The problem, I suspect(5), is that Game of Thrones has gone from a geek property to the mainest of the mainstream. As a result, the original geeks who 'made' the show with their devotion and miniscule contribution to the viewing figures(6) are circling the wagons and feeling a desperate need to prove that they are more into the show, understand more about the show, and are all told just way, way more into it than any of these Johnny-come-latelys who only like it because it's popular.
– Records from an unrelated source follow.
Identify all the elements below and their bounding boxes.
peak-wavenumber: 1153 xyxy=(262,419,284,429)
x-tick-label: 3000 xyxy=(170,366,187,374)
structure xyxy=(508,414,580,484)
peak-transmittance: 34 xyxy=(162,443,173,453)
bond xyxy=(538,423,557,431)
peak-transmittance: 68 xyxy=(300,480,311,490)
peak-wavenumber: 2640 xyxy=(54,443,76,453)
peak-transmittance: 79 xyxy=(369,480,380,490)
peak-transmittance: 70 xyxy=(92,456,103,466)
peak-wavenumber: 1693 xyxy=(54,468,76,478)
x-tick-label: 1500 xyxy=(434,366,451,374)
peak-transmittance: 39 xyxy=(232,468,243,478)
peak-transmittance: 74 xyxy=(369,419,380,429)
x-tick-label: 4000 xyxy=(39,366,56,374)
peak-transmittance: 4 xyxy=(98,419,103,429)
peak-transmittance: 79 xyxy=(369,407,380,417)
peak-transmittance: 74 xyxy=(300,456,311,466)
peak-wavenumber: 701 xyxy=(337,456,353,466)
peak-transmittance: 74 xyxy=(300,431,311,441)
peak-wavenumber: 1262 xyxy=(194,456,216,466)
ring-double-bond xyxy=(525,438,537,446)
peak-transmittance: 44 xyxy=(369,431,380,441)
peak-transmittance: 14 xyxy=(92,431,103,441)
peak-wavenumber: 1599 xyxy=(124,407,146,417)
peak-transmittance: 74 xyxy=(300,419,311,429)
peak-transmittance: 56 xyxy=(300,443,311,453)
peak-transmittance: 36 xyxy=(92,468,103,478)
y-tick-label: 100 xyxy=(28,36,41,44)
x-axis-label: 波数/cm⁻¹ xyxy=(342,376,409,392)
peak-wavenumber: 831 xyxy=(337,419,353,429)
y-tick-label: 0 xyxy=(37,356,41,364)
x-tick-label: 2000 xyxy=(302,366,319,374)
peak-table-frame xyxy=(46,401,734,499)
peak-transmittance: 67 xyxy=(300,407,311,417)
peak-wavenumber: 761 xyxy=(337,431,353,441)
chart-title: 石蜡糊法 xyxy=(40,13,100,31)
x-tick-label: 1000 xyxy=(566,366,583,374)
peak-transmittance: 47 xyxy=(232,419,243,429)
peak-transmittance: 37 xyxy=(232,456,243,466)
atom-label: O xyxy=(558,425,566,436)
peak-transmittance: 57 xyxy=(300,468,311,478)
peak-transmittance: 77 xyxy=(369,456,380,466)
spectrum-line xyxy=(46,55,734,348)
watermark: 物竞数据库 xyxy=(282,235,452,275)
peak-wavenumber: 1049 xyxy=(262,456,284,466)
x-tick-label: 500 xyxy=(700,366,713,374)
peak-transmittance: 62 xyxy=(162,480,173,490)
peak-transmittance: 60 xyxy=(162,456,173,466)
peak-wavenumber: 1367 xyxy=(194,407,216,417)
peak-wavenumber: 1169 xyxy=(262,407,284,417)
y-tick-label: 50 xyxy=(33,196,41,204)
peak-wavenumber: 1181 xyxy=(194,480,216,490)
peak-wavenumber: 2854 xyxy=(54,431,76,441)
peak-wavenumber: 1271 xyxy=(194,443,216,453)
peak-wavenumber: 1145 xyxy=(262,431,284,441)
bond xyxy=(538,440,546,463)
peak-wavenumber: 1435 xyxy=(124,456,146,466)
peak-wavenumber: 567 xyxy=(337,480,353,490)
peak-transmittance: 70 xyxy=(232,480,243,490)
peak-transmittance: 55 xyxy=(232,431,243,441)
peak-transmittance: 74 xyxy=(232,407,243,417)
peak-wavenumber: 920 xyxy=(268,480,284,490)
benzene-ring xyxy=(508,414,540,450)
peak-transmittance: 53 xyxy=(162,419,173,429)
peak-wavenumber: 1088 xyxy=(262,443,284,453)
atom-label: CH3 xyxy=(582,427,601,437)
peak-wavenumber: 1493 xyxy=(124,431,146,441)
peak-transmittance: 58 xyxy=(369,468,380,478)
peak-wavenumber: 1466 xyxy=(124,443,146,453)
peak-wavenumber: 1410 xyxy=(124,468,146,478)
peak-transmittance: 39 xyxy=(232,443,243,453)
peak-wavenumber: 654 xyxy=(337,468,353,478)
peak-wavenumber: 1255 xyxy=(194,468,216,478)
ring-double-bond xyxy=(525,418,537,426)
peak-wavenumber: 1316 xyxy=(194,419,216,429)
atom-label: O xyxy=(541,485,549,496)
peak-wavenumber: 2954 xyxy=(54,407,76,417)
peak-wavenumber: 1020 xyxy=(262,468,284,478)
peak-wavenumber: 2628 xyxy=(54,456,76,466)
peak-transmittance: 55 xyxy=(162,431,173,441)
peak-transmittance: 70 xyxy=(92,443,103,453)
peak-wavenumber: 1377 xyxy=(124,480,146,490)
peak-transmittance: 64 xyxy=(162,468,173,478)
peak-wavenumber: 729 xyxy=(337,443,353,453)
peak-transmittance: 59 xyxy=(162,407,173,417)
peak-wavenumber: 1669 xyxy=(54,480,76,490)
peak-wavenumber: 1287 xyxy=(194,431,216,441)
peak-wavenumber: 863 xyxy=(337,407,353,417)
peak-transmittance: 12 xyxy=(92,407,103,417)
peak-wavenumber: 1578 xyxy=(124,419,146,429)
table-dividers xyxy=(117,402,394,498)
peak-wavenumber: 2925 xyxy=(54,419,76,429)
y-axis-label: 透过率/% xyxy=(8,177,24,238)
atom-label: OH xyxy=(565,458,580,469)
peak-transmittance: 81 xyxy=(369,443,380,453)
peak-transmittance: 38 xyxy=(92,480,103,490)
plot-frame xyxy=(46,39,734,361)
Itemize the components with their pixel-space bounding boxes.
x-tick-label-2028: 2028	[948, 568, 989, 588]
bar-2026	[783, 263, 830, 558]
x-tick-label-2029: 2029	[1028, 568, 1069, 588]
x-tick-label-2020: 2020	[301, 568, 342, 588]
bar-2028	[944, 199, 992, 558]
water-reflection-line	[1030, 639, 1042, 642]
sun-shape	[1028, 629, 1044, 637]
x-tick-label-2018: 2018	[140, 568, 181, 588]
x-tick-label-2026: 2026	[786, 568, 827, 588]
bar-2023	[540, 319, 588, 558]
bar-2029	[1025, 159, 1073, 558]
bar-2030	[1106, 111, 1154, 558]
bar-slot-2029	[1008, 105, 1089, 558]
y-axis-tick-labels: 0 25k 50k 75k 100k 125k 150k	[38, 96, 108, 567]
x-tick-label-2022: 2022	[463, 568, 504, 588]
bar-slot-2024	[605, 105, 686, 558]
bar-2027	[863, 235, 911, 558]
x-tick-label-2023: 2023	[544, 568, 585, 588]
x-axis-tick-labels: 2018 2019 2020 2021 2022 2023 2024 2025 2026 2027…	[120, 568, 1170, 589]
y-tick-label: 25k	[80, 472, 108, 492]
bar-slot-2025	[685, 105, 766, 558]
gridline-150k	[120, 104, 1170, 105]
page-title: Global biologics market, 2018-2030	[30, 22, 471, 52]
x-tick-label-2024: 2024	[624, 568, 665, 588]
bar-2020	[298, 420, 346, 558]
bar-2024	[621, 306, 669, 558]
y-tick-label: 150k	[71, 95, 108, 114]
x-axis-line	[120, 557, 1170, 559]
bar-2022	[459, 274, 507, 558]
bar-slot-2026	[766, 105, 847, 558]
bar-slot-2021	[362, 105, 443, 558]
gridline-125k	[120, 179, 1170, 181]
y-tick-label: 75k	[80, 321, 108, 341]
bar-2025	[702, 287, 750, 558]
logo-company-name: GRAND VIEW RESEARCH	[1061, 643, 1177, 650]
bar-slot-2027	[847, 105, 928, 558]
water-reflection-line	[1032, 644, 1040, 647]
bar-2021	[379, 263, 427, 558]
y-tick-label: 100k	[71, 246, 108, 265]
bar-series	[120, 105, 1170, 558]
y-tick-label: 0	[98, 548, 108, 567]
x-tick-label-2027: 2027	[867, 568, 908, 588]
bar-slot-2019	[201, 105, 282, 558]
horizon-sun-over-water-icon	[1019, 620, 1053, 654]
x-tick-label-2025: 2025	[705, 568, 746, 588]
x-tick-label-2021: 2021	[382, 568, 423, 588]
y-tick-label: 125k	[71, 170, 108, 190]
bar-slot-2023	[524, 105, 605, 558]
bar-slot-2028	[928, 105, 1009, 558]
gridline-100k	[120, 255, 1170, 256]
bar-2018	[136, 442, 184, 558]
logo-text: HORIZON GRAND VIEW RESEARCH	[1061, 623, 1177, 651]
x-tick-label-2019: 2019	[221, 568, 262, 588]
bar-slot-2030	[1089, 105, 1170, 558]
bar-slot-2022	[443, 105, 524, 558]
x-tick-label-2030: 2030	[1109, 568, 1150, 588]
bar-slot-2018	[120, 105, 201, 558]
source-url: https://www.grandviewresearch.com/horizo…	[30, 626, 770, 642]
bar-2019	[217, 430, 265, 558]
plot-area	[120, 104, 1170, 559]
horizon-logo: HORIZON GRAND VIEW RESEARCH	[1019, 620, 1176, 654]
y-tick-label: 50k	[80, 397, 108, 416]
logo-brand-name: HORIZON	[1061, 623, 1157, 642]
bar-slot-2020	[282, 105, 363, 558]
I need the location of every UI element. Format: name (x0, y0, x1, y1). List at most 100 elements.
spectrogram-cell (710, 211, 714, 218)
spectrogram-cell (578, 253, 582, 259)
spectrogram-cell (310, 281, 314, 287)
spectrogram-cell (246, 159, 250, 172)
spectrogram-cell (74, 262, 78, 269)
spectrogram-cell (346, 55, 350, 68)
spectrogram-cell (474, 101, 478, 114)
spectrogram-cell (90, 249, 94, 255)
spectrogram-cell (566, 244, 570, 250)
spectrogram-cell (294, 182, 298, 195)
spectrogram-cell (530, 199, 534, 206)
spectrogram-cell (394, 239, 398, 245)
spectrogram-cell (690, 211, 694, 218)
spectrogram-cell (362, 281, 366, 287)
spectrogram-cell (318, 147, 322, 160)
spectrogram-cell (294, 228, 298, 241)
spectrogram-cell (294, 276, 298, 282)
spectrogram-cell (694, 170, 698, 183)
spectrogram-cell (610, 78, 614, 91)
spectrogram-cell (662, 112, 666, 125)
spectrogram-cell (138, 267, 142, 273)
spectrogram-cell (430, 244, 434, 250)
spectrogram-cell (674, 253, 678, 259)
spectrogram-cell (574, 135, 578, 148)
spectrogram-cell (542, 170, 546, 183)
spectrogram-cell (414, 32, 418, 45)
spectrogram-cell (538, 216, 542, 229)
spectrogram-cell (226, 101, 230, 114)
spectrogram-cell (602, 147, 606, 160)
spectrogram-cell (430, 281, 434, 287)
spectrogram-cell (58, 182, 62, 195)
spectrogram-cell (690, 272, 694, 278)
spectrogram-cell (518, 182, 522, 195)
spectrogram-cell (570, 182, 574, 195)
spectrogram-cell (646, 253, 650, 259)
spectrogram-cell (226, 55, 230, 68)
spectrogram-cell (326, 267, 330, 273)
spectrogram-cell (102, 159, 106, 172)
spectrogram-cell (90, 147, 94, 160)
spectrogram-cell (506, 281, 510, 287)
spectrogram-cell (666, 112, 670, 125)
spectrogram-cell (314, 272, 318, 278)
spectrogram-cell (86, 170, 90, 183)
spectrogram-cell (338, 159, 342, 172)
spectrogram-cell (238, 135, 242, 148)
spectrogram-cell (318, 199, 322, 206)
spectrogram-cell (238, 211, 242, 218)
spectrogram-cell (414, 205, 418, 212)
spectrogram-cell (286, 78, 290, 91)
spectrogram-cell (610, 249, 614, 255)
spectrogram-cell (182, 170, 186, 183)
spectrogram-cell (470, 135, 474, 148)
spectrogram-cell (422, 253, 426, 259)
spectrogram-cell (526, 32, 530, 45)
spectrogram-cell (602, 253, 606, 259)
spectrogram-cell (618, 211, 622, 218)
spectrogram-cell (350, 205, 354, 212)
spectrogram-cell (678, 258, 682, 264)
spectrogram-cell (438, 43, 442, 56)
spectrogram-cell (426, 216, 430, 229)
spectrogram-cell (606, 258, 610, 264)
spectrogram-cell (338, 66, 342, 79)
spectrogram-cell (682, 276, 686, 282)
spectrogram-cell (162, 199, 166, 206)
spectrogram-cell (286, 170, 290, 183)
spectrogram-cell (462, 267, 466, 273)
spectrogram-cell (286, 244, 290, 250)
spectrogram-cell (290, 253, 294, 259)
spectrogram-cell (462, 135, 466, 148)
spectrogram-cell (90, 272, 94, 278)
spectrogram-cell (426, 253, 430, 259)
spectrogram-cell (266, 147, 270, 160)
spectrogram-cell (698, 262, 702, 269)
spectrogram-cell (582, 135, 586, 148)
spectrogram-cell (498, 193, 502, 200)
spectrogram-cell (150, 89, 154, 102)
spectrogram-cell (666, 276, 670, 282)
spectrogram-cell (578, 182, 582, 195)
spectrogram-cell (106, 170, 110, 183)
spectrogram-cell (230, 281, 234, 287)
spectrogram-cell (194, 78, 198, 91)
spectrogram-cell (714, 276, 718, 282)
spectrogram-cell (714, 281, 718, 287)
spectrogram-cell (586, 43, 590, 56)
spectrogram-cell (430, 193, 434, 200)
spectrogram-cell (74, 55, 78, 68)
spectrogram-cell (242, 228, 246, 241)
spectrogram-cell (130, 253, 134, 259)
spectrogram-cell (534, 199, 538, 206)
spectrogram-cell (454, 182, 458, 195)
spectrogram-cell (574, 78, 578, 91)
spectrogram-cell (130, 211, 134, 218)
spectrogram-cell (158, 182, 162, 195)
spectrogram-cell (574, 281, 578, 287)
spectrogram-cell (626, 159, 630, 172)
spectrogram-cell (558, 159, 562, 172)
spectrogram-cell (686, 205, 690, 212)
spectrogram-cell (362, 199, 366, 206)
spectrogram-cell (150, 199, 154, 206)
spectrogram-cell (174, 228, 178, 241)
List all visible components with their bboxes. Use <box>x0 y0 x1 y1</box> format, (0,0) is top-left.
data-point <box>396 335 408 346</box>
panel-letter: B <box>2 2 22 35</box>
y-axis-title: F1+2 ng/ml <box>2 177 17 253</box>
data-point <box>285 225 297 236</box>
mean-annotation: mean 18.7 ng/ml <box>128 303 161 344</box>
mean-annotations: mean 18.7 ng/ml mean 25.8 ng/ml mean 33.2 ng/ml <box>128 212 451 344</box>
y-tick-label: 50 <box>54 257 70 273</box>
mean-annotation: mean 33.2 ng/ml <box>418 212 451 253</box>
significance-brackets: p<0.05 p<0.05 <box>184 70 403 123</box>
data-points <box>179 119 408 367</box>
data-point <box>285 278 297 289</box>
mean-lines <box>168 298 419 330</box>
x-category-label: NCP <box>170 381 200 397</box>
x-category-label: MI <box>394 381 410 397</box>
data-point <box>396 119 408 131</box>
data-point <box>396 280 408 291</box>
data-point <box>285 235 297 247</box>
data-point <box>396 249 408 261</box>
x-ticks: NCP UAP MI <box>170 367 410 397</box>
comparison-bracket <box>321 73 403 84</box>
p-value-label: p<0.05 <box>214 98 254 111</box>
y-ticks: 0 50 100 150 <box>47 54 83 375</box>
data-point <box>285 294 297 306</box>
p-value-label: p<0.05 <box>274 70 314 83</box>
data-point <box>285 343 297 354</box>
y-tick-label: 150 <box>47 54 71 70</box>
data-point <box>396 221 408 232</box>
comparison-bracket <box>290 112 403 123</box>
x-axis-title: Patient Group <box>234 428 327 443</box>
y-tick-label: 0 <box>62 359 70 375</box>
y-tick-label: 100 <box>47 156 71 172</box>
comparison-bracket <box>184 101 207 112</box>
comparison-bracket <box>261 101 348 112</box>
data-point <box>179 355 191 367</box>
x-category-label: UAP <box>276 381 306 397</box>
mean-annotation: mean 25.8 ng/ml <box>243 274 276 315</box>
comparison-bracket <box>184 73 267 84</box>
Anyway, I suppose I ought to make my predictions for Season 8:
  • Beric Dondarion and Tormund will have survived to at least get an onscreen death.
  • Jon and Dany will have a huge bust-up when his heritage is revealed and she starts seeing him as a rival.
  • Sansa will give Jon an earful for sleeping with Dany. Jon will look like a kicked puppy.
  • Cersei's surprise forces will be intercepted by Theon, whom I suspect will give his life to save Yara.
  • Jon will ride Rhaegal at some point, possibly in desperate, mortal combat against the Night King. I'm not convinced that Rhaegal will do well out of this.
  • Alternatively, Jon will wrest control of Viserion, destroy the Night King and become a White Walker himself in the process.
  • Bran will continue to be omniscient, and yet kind of useless.
  • Cleganebowl was teased this episode, so it probably has to happen. Part of me hopes to see Sandor get a little religious, overcome his primal fears, and bring a flaming sword to that grudge match. I predict victory on points to the Hound and both end up dead.
  • Cersei's pregnancy will turn out to be phantom and she will go completely off the rails.
  • Qyburn will make something that murderously turns on him.
  • After a series of battles which leaves almost everyone dead, Cersei will either be assassinated by Arya or mauled to death by Nymeria.
  • Danaerys will take over what remains of the Seven Kingdoms, move her capital to Dragonstone and attempt to institute a more fair system of government.
  • Dorn will either go independent or be colonised by the Dothraki, leading to a horrible apartheid system.
  • Sansa will become the Queen in the North.
  • Jon will become the immortal King in the Really North.
  • Bronn will get his castle; he might even live to enjoy it.
  • In ten years' time we'll get a follow-up series called The Westeros Wing, in which Tyrion walks and talks a lot while trying to wrangle the mad idea of Westerosi democracy, while dealing with sanctions against the Dothraki because of their systemic abuse of ethnic Dornish, and the complex arrangements needed to adequately climate control the Really Northern embassy.
  • Either that or Direwolves will inherit Westeros.
Right or wrong, I'll see you all for Season 8 next year (or in 2019,) to find out.

(1) Wow; that's a miserable image to start out with.
(2) Seriously, the Dornish didn't murder Mircela because Tywin's death left you vulnerable, they did it because your family routinely employed an enforcer who was barely less than a monster before he was the undead and because your scheming has always been more vicious than well-thought-out. And because the Dorn plot went a bit cray-cray.
(3) A moment which would only be more satisfying if he'd given Gilly props for catching the annulment, but I guess she was just reading aloud to give the audience a head's up.
(4) Yes, I have issues with this style of analysis.
(5) Or a problem, perhaps.

(6) Or a subset of the larger body, at least.